Editor's review by Adam Corn (2009-03-31)
The premise of the Renewal series was to re-synth compositions from Ys in a more futuristic tone. In the first Ys Renewal the attempt was partially successful - though in general it was a bit too simplistic, it did have several interesting synth renditions of staple themes and rare exclusives to offer fans. Unfortunately Ys II Renewal stays less true to its premise and falls short of its predecessor.
Several tracks around the beginning of Ys II Renewal are so full of standard FM synth I wonder how different they are from the original "Music from Ys II" versions. No doubt I've been spoiled by the raging guitar work from the PC-Engine/Turbografx CD version of Ys II in action themes like "Ruins of Moondoria" and "Moat of Burnedless", but Renewal makes me realize how good the synth programming was in that game as well. A bafflingly short sustain for the lead instrument in "Ruins of Moondoria" makes Renewal's version sadly underpowered, and tracks like "Noble District of Toal", "Ice Ridge of Noltia" and "Subterranean Canal" lose a great amount of their charm without the unique instrumentation of the PC-Engine version. Even the cool flute and bell samples which helped distinguish the first Renewal album are mostly absent here. The annoying synth brass from that album is still present, however, and tracks like "Lilia" and "Feena" suffer for it.
There are a few redeeming instances where the album's execution lives up to its premise. "To Make the End of Battle" is such an outrageously rocking composition that it's hard to imagine it faltering in any form, and the chaotic conflagration of synthesized sounds which offsets its main melody makes for an interesting take on the classic theme. In "Palace of Salmon", high-energy lead synth capably substitutes for the PC-Engine version's electric guitar, while some strange but cool electronic warbles add something unique.
The lure of the first Renewal album was its selection of "lost tracks" which had yet to be arranged in other albums, a few of which were every bit as exciting as better-known classics. However Ys II's themes have been more thoroughly covered, so this second Renewal has less to offer in rare material. The one standout track that I don't recognize from the PC-Engine and symphonic arrangements is "Feel Blue". It's one of those magical Ys themes that is moody yet melodic, wistful yet pleasant, and with synth and arrangement far superior to the Ys II Perfect Collection version, it's certainly a nice bonus to have.
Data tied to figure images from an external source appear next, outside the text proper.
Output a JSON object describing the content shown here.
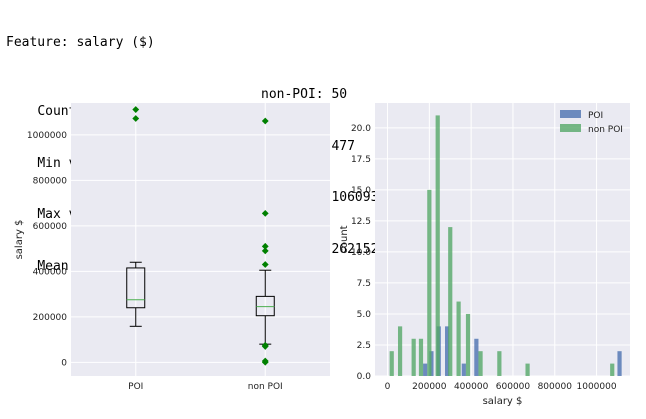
{
  "header": {
    "title": "Feature: salary ($)",
    "rows": [
      {
        "label": "Count of NaN - POI: 1",
        "other": "non-POI: 50"
      },
      {
        "label": "Min value    - POI: 158403",
        "other": "non-POI: 477"
      },
      {
        "label": "Max value    - POI: 1111258",
        "other": "non-POI: 1060932"
      },
      {
        "label": "Mean value   - POI: 383445",
        "other": "non-POI: 262152"
      }
    ]
  },
  "colors": {
    "poi": "#4c72b0",
    "non_poi": "#55a868",
    "plot_bg": "#eaeaf2",
    "grid": "#ffffff",
    "flier": "#008000",
    "median": "#4caf50"
  },
  "chart_data": [
    {
      "type": "box",
      "title": "",
      "xlabel": "",
      "ylabel": "salary $",
      "ylim": [
        -60000,
        1140000
      ],
      "yticks": [
        0,
        200000,
        400000,
        600000,
        800000,
        1000000
      ],
      "ytick_labels": [
        "0",
        "200000",
        "400000",
        "600000",
        "800000",
        "1000000"
      ],
      "categories": [
        "POI",
        "non POI"
      ],
      "boxes": [
        {
          "name": "POI",
          "whisker_low": 158403,
          "q1": 240000,
          "median": 275000,
          "q3": 415000,
          "whisker_high": 440000,
          "fliers": [
            1072000,
            1111258
          ]
        },
        {
          "name": "non POI",
          "whisker_low": 80000,
          "q1": 205000,
          "median": 245000,
          "q3": 290000,
          "whisker_high": 405000,
          "fliers": [
            477,
            6000,
            70000,
            75000,
            430000,
            490000,
            510000,
            655000,
            1060932
          ]
        }
      ],
      "grid": true
    },
    {
      "type": "bar",
      "title": "",
      "xlabel": "salary $",
      "ylabel": "count",
      "xlim": [
        -60000,
        1160000
      ],
      "ylim": [
        0,
        22
      ],
      "xticks": [
        0,
        200000,
        400000,
        600000,
        800000,
        1000000
      ],
      "xtick_labels": [
        "0",
        "200000",
        "400000",
        "600000",
        "800000",
        "1000000"
      ],
      "yticks": [
        0,
        2.5,
        5,
        7.5,
        10,
        12.5,
        15,
        17.5,
        20
      ],
      "ytick_labels": [
        "0.0",
        "2.5",
        "5.0",
        "7.5",
        "10.0",
        "12.5",
        "15.0",
        "17.5",
        "20.0"
      ],
      "legend_position": "top-right",
      "series": [
        {
          "name": "POI",
          "color_key": "poi",
          "bars": [
            [
              180000,
              1
            ],
            [
              210000,
              2
            ],
            [
              245000,
              4
            ],
            [
              285000,
              4
            ],
            [
              365000,
              1
            ],
            [
              425000,
              3
            ],
            [
              1110000,
              2
            ]
          ]
        },
        {
          "name": "non POI",
          "color_key": "non_poi",
          "bars": [
            [
              20000,
              2
            ],
            [
              60000,
              4
            ],
            [
              125000,
              3
            ],
            [
              160000,
              3
            ],
            [
              200000,
              15
            ],
            [
              240000,
              21
            ],
            [
              300000,
              12
            ],
            [
              340000,
              6
            ],
            [
              385000,
              5
            ],
            [
              445000,
              2
            ],
            [
              535000,
              2
            ],
            [
              670000,
              1
            ],
            [
              1075000,
              1
            ]
          ]
        }
      ],
      "grid": true
    }
  ]
}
Really the greatest thing Ys II Renewal has in its favor is its lack of competition from other arranged albums for the title. The "Music from Ys II" album is something of a relic, and Ys II Perfect Collection is such a generally sad attempt at arrangement (the first disc anyway) that Renewal does constitute an improvement. The best place to experience the many excellent themes from Ys II remains the CD audio from the PC-Engine game itself; only those unfortunate enough to be able to attain that disc or hardcore enough to pay a premium for just a few worthwhile arrangements need bother with Ys II Renewal.